One of the most well-known problems that belongs into the class of $\mathcal{NP}$-complete problems is the Travelling Salesman Problem. However, I fail to see why it is "so obviously" in $\mathcal{NP}$, as most resources on the internet claim. Let's gather what I know so far:
A decision problem is in $\mathcal{NP}$, if a "yes"-instance is verifyable in polynomial time.
This is an easy definition. E.g. I can see that for the decision problem "is $x$ the maximum of $x_1,\ldots,x_n$?", it is verifyable in $n$ steps whether the answer is correct.
Let's see the formulation of the Travelling Salesman Problem as a decision Problem.
For a simple graph $G$ with costs assigned to each edge, is there a hamiltonian cycle with total cost of at most $\lambda$?
I often read that a solution is verifyable as adding the costs of a tour has polynomial time complexity. The crux: we don't have a tour! We only have the information that there is a tour with total cost $\leq \lambda$.
In my understanding, a decision problem can't "return" the tour as well, so we can't just magically have one for which we just verify the sum of costs.
That leaves me with the question "Is there a way to construct a tour with a certain value in polynomial time?"
OR
"Is my definition of $\mathcal{NP}$ incorrect?"
A language $\def\L{{\mathcal L}}\L$ is in $\def\NP{{\mathscr N\!\!\mathscr P}}\NP$ if there is a nondeterministic turing machine $M$ that correctly decides $\L$ in polynomial time.
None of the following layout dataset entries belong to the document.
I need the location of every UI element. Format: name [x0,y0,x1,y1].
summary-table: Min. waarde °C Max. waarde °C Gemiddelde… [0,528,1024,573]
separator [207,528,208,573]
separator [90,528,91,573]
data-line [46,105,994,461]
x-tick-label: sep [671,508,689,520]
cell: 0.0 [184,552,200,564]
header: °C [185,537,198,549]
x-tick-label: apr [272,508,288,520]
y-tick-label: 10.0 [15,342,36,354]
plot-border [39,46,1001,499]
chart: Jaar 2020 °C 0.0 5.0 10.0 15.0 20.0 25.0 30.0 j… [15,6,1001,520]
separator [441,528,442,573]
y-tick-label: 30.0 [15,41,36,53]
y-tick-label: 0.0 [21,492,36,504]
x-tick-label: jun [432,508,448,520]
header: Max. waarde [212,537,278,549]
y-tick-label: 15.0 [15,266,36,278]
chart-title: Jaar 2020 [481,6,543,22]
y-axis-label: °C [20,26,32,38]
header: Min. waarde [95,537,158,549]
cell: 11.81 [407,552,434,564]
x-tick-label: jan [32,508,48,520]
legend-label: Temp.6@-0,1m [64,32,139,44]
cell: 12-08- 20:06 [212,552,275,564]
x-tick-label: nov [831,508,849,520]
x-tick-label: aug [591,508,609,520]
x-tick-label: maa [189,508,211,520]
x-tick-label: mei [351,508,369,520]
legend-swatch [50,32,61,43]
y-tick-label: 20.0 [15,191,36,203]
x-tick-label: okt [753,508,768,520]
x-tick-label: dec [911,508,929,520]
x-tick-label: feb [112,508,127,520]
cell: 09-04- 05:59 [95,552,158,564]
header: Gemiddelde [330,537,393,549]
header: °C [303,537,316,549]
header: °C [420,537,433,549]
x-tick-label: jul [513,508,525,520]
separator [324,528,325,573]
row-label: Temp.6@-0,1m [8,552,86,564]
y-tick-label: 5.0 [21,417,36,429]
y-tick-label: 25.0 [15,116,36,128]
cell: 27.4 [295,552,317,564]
This means that, given any string $s$, $M$ decides in polynomial time whether $s\in \L$. (Actually it only has to semidecide, but we can ignore that here.)
For a decision problem, say travelling salesman (TS), we define a language $\def\Lts{\L_{TS}}\Lts$ to consist of all pairs $(n, G)$ where $n$ is a bound on the tour length and $G$ is a (suitably encoded) graph with a tour of length at most $n$. Then the decision problem for $\Lts$ is: given some string, is it:
This language $\Lts$ is in $\NP$ if there is a nondeterministic turing machine $M$ which, given a string, decides this question in polynomial time. This is exactly what we mean when we say that $\Lts\in\NP$.
Now it is true that there is such an $M$. It works as you expect, by nondeterministically "guessing" a permutation of the vertices and then checking (in polynomial time) whether this permutation forms a tour that satisfies the bound.
At this point it should be clear where your confusion lies: $M$ is not verifying a solution to the decision problem; it is verifying whether a proposed string $s$ is an element of the language $\Lts$. To do this, it is sufficient to find, in polynomial time, an acceptable tour for the given graph $G$ and bound $n$ that are specified by $s$. The decision problem is in $\NP$ because $M$ can verify a proposed (or nondeterministically guessed) tour in polynomial time.
I strongly suggest that instead of depending on Wikipedia or other "popular" accounts, which are prone to this sort of confusion, that you read the first chapter or two of Michael R. Garey and David S. Johnson Computers and Intractibility: A Guide to the Theory of NP-Completeness (W.H. Freeman and Company, 1979).